柳如依瀟灑地揮揮手臂,豪邁道:“不用啦!就當送你了!”

陳清伸手從客京華的髮間抽出簪子:“和你挺配的。”

客京華接下簪子將其放進錦袋裡,問他道:“我們接下來該怎麼走?”

陳清指指旁邊:“先出東柳坡再到萍洲,先往這邊走。”

兩人走了半個時辰,陳清停下來看向另一邊:“再是這邊。”

再走一個時辰之後兩人遇到一個岔路口,陳清側眸問身旁的客京華:“選選看嗎?說不定就對了。”

客京華隨便指到左邊:“這條嗎?”

陳清只是含笑道:“再想想?”

客京華又指向右邊,挑眉看著陳清。

陳清握住他的手腕拉回左邊:“這條,堅持本心。”

客京華被他逗小孩的行為弄得一時語塞,邁開腿就走。

“你錦袋裡有乾糧嗎?再往前就少有人家了。”陳清問住了他。

客京華點頭道:“這些自然是備足了。”

又過了一個時辰,客京華拉住陳清的袖子:“你不累嗎?”

“你累了嗎?”陳清不答反問道。

客京華取下小小一個的錦袋遞過去:“你拿著先。”

陳清攤開手掌去接,一下子險些沒拿穩。他用手估摸著重量,竟然有三百來斤。

客京華把平安往草地上一扔,席地而坐道: “帶個這玩意走了這麼久,反正我累了。”

陳清聽到平安落地的悶響,掂量著至少也有一百斤。

客京華這是扛了四百斤的物件走了大半天,也就天生神力的靈霄一族吃得消了。

地上的客京華對他伸出手:“這太重了,你給我吧。”

陳清好奇裡頭裝的東西所以沒急著給他:“我幫你拿些乾糧出來吧”。

隨後他就從錦袋裡翻出了鍋碗瓢盆柴米油鹽以及各色調味品,鍋還是一口閃燦燦的金鍋,就是沒有一樣能直接吃的。

“...”兩人同時一言不發,難怪這麼沉啊。

“那個時候我爹本來還想給我帶個廚子出來的,我沒要。
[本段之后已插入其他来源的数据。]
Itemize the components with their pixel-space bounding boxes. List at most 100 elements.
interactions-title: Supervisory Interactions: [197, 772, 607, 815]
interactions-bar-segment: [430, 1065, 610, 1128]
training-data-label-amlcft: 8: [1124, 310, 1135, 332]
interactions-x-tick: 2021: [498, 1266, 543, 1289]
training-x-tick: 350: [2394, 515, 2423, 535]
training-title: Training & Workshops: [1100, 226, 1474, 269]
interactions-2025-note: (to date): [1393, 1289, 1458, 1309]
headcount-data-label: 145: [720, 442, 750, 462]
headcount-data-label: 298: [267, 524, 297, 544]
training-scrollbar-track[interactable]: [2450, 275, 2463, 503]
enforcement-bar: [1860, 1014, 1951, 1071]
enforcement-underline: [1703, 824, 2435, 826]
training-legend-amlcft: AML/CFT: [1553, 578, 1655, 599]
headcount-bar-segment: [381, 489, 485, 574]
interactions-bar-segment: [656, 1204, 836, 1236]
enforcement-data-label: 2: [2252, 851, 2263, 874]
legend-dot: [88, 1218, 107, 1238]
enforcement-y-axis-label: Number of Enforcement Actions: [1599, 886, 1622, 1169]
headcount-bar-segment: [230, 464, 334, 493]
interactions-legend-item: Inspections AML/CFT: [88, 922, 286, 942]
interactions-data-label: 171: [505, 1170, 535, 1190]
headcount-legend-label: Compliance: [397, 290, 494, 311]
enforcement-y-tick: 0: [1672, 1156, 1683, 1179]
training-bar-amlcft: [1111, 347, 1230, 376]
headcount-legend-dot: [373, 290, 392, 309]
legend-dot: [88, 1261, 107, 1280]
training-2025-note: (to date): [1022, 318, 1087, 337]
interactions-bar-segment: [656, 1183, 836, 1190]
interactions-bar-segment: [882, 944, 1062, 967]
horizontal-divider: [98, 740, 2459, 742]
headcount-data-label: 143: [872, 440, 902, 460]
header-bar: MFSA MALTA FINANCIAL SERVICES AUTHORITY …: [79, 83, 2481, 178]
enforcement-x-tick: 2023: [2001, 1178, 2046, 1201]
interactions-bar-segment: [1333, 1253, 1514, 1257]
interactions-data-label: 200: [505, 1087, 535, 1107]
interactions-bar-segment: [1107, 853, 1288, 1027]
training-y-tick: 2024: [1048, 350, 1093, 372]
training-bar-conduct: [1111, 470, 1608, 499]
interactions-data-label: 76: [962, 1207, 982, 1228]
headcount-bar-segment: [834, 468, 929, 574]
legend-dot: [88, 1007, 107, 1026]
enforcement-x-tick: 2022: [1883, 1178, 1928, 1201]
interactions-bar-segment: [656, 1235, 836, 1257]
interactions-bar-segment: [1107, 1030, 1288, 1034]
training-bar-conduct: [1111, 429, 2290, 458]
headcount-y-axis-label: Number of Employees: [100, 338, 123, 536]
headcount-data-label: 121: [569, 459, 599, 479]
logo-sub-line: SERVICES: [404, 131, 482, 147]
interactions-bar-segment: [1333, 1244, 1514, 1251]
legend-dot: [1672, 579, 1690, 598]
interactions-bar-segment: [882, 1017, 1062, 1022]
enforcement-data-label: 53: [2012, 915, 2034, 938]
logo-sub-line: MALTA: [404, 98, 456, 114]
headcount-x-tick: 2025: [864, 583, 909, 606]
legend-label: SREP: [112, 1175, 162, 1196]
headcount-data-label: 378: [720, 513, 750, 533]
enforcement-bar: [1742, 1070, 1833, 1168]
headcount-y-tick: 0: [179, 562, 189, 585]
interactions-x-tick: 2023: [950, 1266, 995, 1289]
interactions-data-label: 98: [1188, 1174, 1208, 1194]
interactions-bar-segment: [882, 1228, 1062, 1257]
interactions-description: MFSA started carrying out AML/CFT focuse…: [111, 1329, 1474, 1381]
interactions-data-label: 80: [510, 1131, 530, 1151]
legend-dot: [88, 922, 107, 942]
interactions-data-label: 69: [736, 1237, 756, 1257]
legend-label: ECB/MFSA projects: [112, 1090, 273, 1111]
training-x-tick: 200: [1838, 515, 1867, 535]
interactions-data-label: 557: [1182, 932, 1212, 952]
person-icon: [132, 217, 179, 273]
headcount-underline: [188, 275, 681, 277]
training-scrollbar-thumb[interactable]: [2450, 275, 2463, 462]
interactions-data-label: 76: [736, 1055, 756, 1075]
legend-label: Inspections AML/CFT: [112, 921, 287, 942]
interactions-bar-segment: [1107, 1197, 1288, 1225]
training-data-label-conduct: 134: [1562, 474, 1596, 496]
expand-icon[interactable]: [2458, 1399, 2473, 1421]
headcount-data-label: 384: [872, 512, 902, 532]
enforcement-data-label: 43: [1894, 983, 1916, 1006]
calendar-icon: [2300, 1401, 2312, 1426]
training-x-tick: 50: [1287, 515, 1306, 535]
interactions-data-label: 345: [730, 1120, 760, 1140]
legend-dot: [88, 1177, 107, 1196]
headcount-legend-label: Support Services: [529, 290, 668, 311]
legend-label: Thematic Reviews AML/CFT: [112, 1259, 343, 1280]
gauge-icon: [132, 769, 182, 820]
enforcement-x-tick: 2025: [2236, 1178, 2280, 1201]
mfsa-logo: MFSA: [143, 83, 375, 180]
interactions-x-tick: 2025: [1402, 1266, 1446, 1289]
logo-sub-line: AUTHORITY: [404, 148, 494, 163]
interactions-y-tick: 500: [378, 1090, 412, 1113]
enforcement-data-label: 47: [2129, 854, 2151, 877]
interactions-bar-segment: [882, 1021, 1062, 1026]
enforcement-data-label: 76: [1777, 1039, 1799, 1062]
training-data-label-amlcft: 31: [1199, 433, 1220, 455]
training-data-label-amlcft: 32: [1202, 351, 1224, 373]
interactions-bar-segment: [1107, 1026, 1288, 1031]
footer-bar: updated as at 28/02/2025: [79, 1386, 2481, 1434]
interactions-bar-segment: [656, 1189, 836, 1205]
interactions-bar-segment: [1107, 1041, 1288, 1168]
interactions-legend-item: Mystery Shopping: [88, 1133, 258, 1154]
”客京華先發聲打破寂靜的氛圍。

陳清乾笑兩聲:“有火就能吃上飯。”

話音方落,大晴天就開始打雷。

“看來要下雨了。”客京華仰頭看向天邊大片壓過來的烏雲。

陳清皮笑肉不笑道:“那要不咱們先找個地方躲雨?”

客京華迅速起身將眼前成堆的雜物放進錦袋,拉著陳清躲到樹下。

這場雨下得急,細密的雨腳穿過疏鬆的樹葉微微暈溼了兩人的衣裳。

客京華抬手感受到垂落在掌間的溼潤,心中感慨道:還不如找個洞鑽進去。

陳清眼角的餘光瞟見他那怏怏的模樣,側身過來柔聲道:“我記得附近有一處溫泉,雨停了之後一起去嗎?”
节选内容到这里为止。